Depuis le début du mois de juin, le canal Saint-Martin à Paris est le théâtre d’une série d’incivilités filmées et diffusées sur les réseaux sociaux par un adolescent de 14 ans, connu sous le pseudonyme de «La Douane». Selon Le Figaro, cet élève de collège défavorablement connu des services de police multiplie les provocations, filmées à l’aide d’un pistolet à eau, depuis les 10e et 11e arrondissements de la capitale.
Ces séquences, devenues virales auprès des riverains, ont transformé cette zone emblématique de Paris en un véritable feuilleton estival. Entre plongeons calculés, arrosages de policiers et échappées spectaculaires, Hamza F. a réussi à capter l’attention des médias locaux, au point de devenir l’une des figures inattendues de l’été parisien.
Ce qu'il faut retenir
- Un adolescent de 14 ans, surnommé «La Douane», multiplie les incivilités depuis mi-juin autour du canal Saint-Martin, dans les 10e et 11e arrondissements de Paris.
- Ses actions, filmées et diffusées sur Snapchat, incluent des plongeons dans le canal, des arrosages de policiers avec un pistolet à eau et des échappées après des interpellations.
- Le 25 juin, il a notamment traversé le canal à la nage sous les yeux de policiers, après avoir retardé son interpellation en les faisant patienter.
Des provocations filmées et diffusées en direct
Depuis plusieurs semaines, les abords du canal Saint-Martin sont le théâtre d’une série de provocations orchestrées par Hamza F. Le Figaro précise que ces scènes, souvent filmées par des témoins, sont ensuite relayées sur les réseaux sociaux. L’adolescent, dont la notoriété locale n’a cessé de grandir, utilise notamment Snapchat pour partager ses exploits.
Parmi ses faits les plus marquants figure une séquence survenue le 25 juin. Alors que les forces de l’ordre tentaient de l’interpeller au bord du canal, Hamza F. a d’abord accepté de sortir de l’eau après avoir fait patienter les policiers. Une fois installé dans le véhicule de patrouille, il en a profité pour ouvrir la portière arrière et s’échapper en sautant à nouveau dans l’eau. Filmé par des riverains, il a traversé le canal à la nage, tandis que les agents l’attendaient de l’autre côté du plan d’eau.
Des policiers arrosés et des passages sous contrôle
Les provocations de Hamza F. ne s’arrêtent pas là. D’après Le Figaro, il s’est également amusé à arroser des policiers municipaux avec son pistolet à eau, alors que ces derniers lui interdisaient l’accès à l’un des ponts du canal Saint-Martin. Ces incidents, répétés à plusieurs reprises, ont contribué à créer une atmosphère de tension dans le quartier, où les riverains et les forces de l’ordre doivent désormais composer avec cette figure unpredictable.
Côté riverains, certains estiment que ces provocations, bien que mineures, finissent par nuire à l’image du quartier. D’autres, en revanche, voient dans cette médiatisation une forme de résistance face aux autorités. Quoi qu’il en soit, la présence constante de Hamza F. aux abords du canal Saint-Martin est devenue un sujet de discussion récurrent parmi les habitants et les commerçants locaux.
Une garde à vue « climatisée » et des accusations de racisme
Lors de son interpellation, Hamza F. aurait profité de son passage en garde à vue pour se plaindre des conditions de détention, évoquant notamment la climatisation du commissariat.

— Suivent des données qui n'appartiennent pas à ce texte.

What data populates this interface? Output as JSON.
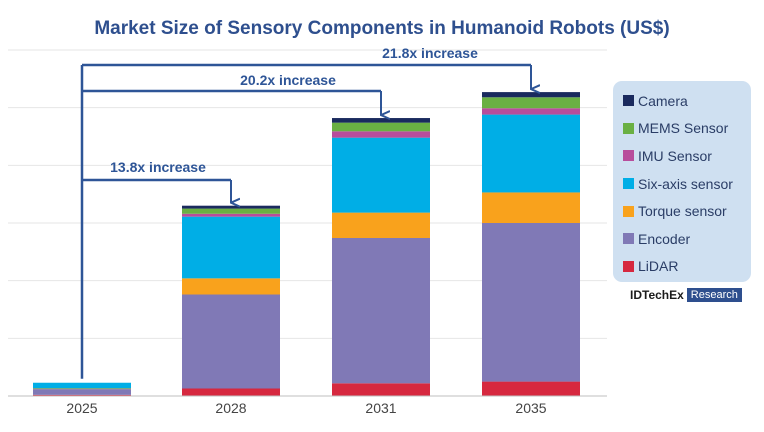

Le Figaro rapporte qu’il aurait également crié au « racisme » lors de son interpellation, une accusation qu’il a réitérée à plusieurs reprises.
Ces déclarations, bien que contestées par les autorités, ont alimenté les débats sur les relations entre les jeunes des quartiers défavorisés et les forces de l’ordre. Pour l’instant, aucune plainte officielle pour racisme n’a été déposée, mais cette affaire a relancé les discussions sur les tensions existantes entre les jeunes et la police dans certains quartiers parisiens.
En attendant, le canal Saint-Martin reste sous haute surveillance, tant par les forces de l’ordre que par les riverains, qui espèrent retrouver une tranquillité retrouvée après plusieurs semaines de tensions.
Ce surnom lui a été attribué en référence à son comportement provocateur aux abords du canal Saint-Martin, une zone souvent associée à des contrôles ou à des passages « douaniers » symboliques, selon les explications données par des riverains et rapportées par Le Figaro.